Author(s): Kyla King
Mentor(s): Jeffery S. Tessem
Institution BYU
A total of 38.4 million Americans suffer from Type 1 or Type 2 diabetes (T1D or T2D), which is about 11.6% of the population. Diabetes is one of the leading causes of death for Americans. A distinctive characteristic of T1D and T2D is decreased functional beta cell mass. Functional beta cell mass refers to the total number of insulin-producing beta cells in the pancreas. Healthy beta cells are measured by beta cell proliferation rates, insulin secretion rates, and their ability to protect against apoptosis. We have shown that the transcription factor Nr4a1 is adequate to enhance beta cell proliferation and glucose-stimulated insulin secretion (GSIS). However, Nr4a1 expression and activity are decreased in diabetic individuals.
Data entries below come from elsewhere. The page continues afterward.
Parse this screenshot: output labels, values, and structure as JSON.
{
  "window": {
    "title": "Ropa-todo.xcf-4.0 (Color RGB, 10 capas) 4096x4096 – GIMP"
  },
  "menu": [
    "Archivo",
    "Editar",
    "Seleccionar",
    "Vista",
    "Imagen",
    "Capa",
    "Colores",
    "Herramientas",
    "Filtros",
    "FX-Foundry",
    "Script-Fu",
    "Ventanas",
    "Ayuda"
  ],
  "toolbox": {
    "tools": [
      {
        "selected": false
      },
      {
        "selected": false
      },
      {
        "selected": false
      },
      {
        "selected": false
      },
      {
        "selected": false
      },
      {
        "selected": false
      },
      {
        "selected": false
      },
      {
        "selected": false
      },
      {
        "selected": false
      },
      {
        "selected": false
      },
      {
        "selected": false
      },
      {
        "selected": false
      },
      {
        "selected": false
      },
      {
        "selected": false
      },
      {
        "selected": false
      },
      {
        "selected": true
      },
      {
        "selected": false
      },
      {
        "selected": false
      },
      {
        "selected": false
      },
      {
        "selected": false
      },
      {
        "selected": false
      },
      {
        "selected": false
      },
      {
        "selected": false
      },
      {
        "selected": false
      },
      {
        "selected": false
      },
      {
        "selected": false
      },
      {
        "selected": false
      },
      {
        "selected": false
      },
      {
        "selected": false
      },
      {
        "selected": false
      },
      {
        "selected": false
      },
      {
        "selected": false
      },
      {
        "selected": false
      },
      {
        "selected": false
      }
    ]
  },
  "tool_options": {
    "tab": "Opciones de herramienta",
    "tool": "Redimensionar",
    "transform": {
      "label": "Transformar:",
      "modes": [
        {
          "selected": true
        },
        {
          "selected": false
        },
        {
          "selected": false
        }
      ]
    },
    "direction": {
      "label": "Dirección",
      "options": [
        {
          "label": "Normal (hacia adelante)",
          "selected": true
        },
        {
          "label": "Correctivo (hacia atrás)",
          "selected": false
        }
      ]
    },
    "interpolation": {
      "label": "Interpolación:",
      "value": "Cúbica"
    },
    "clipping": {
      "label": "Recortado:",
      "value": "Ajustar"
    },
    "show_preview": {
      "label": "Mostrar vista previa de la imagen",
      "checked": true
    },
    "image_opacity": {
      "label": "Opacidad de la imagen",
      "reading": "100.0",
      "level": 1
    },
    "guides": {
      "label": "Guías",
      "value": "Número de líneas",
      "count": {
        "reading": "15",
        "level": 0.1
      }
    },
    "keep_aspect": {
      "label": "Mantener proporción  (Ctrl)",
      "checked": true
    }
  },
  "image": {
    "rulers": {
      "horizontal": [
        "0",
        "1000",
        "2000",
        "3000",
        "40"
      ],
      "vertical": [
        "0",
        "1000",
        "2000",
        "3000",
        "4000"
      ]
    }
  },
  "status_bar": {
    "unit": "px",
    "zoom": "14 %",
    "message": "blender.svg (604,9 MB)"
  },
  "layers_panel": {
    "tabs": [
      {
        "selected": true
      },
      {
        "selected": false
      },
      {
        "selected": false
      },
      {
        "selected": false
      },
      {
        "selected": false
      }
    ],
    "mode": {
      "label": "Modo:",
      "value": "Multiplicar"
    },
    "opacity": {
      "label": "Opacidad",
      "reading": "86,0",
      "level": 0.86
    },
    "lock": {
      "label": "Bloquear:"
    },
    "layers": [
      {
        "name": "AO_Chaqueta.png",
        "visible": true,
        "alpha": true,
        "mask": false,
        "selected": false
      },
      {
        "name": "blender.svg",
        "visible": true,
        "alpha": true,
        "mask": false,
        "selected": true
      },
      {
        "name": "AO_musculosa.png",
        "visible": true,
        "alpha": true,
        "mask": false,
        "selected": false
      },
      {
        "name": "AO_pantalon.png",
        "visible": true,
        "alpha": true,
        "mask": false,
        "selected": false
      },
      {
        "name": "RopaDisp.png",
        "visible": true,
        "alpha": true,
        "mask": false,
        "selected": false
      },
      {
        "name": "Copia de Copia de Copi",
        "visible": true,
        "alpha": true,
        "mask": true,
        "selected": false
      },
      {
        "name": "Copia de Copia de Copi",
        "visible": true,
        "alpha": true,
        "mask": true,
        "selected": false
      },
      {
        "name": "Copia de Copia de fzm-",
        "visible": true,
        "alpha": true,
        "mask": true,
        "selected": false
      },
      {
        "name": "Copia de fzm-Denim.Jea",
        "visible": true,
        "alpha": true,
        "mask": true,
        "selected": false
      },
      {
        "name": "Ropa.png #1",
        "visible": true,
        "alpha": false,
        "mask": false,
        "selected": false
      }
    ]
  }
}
Thus, processes that increase the expression of Nr4a1 could result in greater functional beta cell mass. Studies on human acute myeloid leukemia have shown that the FDA-approved drug alprostadil can increase Nr4a1 expression. We hypothesized that beta cells treated with alprostadil would show enhanced expression of Nr4a1, increased expression of Nr4a1 target genes, and higher rates of beta cell proliferation and glucose-stimulated insulin secretion (GSIS). Here we present the effect of alprostadil treatment on beta cell Nr4a1 expression. Additionally, we show the impacts of alprostadil on Nr4a1 target gene expression, beta cell proliferation, and GSIS. These findings may be leveraged to develop better treatments for the millions affected by Type 1 and Type 2 diabetes.